Led by our amazing clinician scientist Roly Megaw, we are excited to share our latest paper on BioRXiv: ‘Ciliary tip actin dynamics regulate the cadence of photoreceptor disc formation.’ This was the result of great collaborations with Wensel lab (BCM Houston, US) and Machesky lab (Beatson Institute, UK), where we used in vivo cryo-electron tomography, advanced live imaging, novel reporter mice and humanised mouse models to show how photoreceptor discs are formed and why patients lose their sight when this goes wrong.

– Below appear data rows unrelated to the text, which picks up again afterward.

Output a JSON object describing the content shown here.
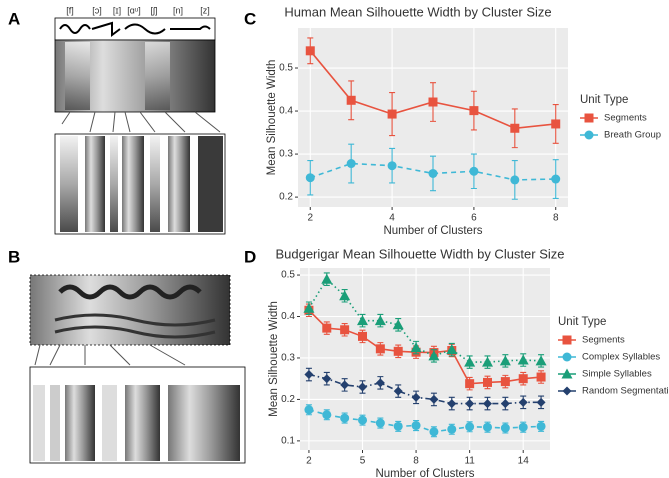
{
  "panel_labels": [
    "A",
    "B",
    "C",
    "D"
  ],
  "spectrogram_labels": [
    "[f]",
    "[ɔ]",
    "[ɪ]",
    "[ɑᵘ]",
    "[ʃ]",
    "[n]",
    "[z]"
  ],
  "chart_data": [
    {
      "type": "line",
      "title": "Human Mean Silhouette Width by Cluster Size",
      "x_label": "Number of Clusters",
      "y_label": "Mean Silhouette Width",
      "legend_title": "Unit Type",
      "x": [
        2,
        3,
        4,
        5,
        6,
        7,
        8
      ],
      "xlim": [
        1.7,
        8.3
      ],
      "xticks": [
        2,
        4,
        6,
        8
      ],
      "ylim": [
        0.177,
        0.593
      ],
      "yticks": [
        0.2,
        0.3,
        0.4,
        0.5
      ],
      "grid": true,
      "series": [
        {
          "name": "Segments",
          "color": "#e8533f",
          "marker": "square",
          "dash": "solid",
          "values": [
            0.54,
            0.425,
            0.393,
            0.421,
            0.401,
            0.36,
            0.37
          ],
          "errors": [
            0.03,
            0.045,
            0.05,
            0.045,
            0.045,
            0.045,
            0.045
          ]
        },
        {
          "name": "Breath Group",
          "color": "#3fb8d6",
          "marker": "circle",
          "dash": "dashed",
          "values": [
            0.245,
            0.278,
            0.273,
            0.255,
            0.26,
            0.24,
            0.242
          ],
          "errors": [
            0.04,
            0.045,
            0.04,
            0.04,
            0.04,
            0.045,
            0.045
          ]
        }
      ]
    },
    {
      "type": "line",
      "title": "Budgerigar Mean Silhouette Width by Cluster Size",
      "x_label": "Number of Clusters",
      "y_label": "Mean Silhouette Width",
      "legend_title": "Unit Type",
      "x": [
        2,
        3,
        4,
        5,
        6,
        7,
        8,
        9,
        10,
        11,
        12,
        13,
        14,
        15
      ],
      "xlim": [
        1.5,
        15.5
      ],
      "xticks": [
        2,
        5,
        8,
        11,
        14
      ],
      "ylim": [
        0.078,
        0.517
      ],
      "yticks": [
        0.1,
        0.2,
        0.3,
        0.4,
        0.5
      ],
      "grid": true,
      "series": [
        {
          "name": "Segments",
          "color": "#e8533f",
          "marker": "square",
          "dash": "solid",
          "values": [
            0.415,
            0.372,
            0.368,
            0.352,
            0.322,
            0.316,
            0.314,
            0.313,
            0.318,
            0.238,
            0.241,
            0.243,
            0.25,
            0.254
          ],
          "errors": [
            0.015,
            0.015,
            0.015,
            0.015,
            0.015,
            0.015,
            0.015,
            0.015,
            0.015,
            0.015,
            0.015,
            0.015,
            0.015,
            0.015
          ]
        },
        {
          "name": "Complex Syllables",
          "color": "#3fb8d6",
          "marker": "circle",
          "dash": "dashed",
          "values": [
            0.175,
            0.163,
            0.155,
            0.15,
            0.143,
            0.135,
            0.137,
            0.122,
            0.128,
            0.134,
            0.133,
            0.131,
            0.133,
            0.135
          ],
          "errors": [
            0.012,
            0.012,
            0.012,
            0.012,
            0.012,
            0.012,
            0.012,
            0.012,
            0.012,
            0.012,
            0.012,
            0.012,
            0.012,
            0.012
          ]
        },
        {
          "name": "Simple Syllables",
          "color": "#1a9e78",
          "marker": "triangle",
          "dash": "dotted",
          "values": [
            0.42,
            0.49,
            0.45,
            0.39,
            0.39,
            0.38,
            0.325,
            0.305,
            0.32,
            0.29,
            0.29,
            0.293,
            0.295,
            0.293
          ],
          "errors": [
            0.015,
            0.015,
            0.015,
            0.015,
            0.015,
            0.015,
            0.015,
            0.015,
            0.015,
            0.015,
            0.015,
            0.015,
            0.015,
            0.015
          ]
        },
        {
          "name": "Random Segmentation",
          "color": "#24406e",
          "marker": "diamond",
          "dash": "dashdot",
          "values": [
            0.26,
            0.25,
            0.235,
            0.23,
            0.24,
            0.22,
            0.205,
            0.2,
            0.19,
            0.19,
            0.19,
            0.19,
            0.193,
            0.193
          ],
          "errors": [
            0.015,
            0.015,
            0.015,
            0.015,
            0.015,
            0.015,
            0.015,
            0.015,
            0.015,
            0.015,
            0.015,
            0.015,
            0.015,
            0.015
          ]
        }
      ]
    }
  ]
}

In a remarkable biological feat, photoreceptors regrow their outer segments every week, to ensure normal vision. Our sub-tomogram averaging studies definitively show that actin filaments extend into newly forming discs to regulate this process. RPGR mutations cause inherited retinal dystrophies; the leading cause of visual loss in children and working adults. We show RPGR regulates the disassembly of these actin filaments where discs form and patient mutations prevent this, leading to reduced actin disassembly.

As a result, discs cannot form and are instead shed as extracellular vesicles, causing photoreceptor death and sight loss. Excitingly, pharmacological targeting of the actin skeleton can reduce the number of shed vesicles. This study, funded by Wellcome, sheds real light on a fundamental biological process and, perhaps more importantly, an untreatable disease. Further work will determine if this could be developed into a realistic therapeutic strategy.